1. Build in strong language to your presentation. Strong language is language that paints pictures in the mind of the listener. “Red” is regular language, but “fire engine red” is strong language. Strong language is more descriptive and helps your listener understand.
2. Avoid profanity. Sometimes a well-placed curse word acts as an impactful punctuation mark, but most of the time it’s a poor crutch.
3. Identify and eliminate weak language from your speaking. Weak language is any word or phrase that does not add anything to what you are saying. Any word that does not make your message stronger makes it weaker. When you analyze a sentence, cut it down to as little as you need without cutting out the message. The most common example of weak language is the word “um.” Other examples of weak language are “basically”, “well”, “that is to say”, “I mean”, or “in other words.” We use weak language like a crutch. We say words like “basically”, not because they mean anything, but because they help us stall until we can think of something to say. It is far better to be silent that to use weak language. Be comfortable with silence.
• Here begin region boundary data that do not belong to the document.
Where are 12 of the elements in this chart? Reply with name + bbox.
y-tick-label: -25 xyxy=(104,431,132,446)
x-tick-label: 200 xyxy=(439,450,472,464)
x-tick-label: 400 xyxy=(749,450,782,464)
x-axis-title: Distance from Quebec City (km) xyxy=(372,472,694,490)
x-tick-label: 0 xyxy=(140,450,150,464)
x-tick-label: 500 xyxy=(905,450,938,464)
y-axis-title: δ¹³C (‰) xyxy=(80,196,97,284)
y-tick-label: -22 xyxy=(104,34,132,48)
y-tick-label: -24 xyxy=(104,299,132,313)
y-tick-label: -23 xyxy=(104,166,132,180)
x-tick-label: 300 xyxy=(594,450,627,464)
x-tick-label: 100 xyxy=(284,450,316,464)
4. Vary your tone. A person who speaks in one tone is monotone. That’s what monotone means. One tone. Get a little loud sometimes and then get soft. Vary the tone. Don’t be boring.
5. Vary your speed. Mono-speed is as bad as monotone. It does not matter whether you talk more quickly or more slowly. What is critical is that you vary your speed and practice your timing. You don’t actually speak in sentences. Phonetically, we speak in groups of words. Speed up some groups of words. Pause after important points. Practice improves timing.